“A webserver” is something that shares content via HTTP/HTTPS, isn’t it? Clients access the content with browser, curl, etc.
A “control panel” is just some HTTP/HTTPS content that the webserver shares? The twist being that those “web pages” let you change the state of the server.
Red Hat did include Cockpit in RHEL 8 and hence AlmaLinux has it too. That is a HTTP/HTTPS-based “control panel”.
The XFCE is a GUI desktop that runs on X11 (and Wayland?). It is totally separate and independent from any “web business”. VNC, freenx, X11 tunneling, RDP, etc allow accessing desktop session remotely. There are differences in security and effciency of those protocols.
Yes, you should be able to run both X11/Wayland and Apache simultaneously and setup would be practically identical to what CentOS Linux 8 would have. However, I don’t know the details.

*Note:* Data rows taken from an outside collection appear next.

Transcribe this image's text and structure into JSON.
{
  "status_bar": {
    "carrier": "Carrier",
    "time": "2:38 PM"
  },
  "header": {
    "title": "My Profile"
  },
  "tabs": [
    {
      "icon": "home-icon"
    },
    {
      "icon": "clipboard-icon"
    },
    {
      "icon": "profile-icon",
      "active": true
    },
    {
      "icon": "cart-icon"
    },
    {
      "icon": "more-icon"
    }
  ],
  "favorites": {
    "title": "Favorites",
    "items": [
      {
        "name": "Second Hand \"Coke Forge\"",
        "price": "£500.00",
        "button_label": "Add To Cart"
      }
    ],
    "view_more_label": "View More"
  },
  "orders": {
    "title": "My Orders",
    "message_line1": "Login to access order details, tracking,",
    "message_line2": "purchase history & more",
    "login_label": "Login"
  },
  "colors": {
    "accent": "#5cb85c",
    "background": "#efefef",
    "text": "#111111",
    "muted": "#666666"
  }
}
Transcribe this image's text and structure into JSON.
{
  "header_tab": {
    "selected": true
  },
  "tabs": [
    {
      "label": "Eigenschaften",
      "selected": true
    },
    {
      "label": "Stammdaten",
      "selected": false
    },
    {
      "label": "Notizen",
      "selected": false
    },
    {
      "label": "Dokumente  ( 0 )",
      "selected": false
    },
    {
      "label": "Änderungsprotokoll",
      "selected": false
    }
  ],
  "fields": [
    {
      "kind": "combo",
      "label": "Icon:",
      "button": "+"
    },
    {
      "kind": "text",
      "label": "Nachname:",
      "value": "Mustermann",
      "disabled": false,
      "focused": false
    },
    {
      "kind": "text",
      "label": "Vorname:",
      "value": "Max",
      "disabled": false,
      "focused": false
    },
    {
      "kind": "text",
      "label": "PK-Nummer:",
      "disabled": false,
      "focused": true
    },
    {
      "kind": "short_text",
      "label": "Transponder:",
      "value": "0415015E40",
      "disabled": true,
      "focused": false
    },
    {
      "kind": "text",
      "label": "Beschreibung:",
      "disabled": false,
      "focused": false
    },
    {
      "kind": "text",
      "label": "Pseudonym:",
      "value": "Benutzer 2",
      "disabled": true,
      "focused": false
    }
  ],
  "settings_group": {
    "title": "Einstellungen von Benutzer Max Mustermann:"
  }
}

Disclaimer: I do all management via ssh, command-line. No remote desktops nor “web appliances”, if possible.
As said, I manage via command line. (Plenty with Ansible currently.) I don’t install desktop content on servers. Yes, command line on a phone is probably more cumbersome than some GUI, but I haven’t been forced into that situation. (Although, when I went to buy my first “smart phone”, I had but one obligatory feature in mind: “must have ssh client”.)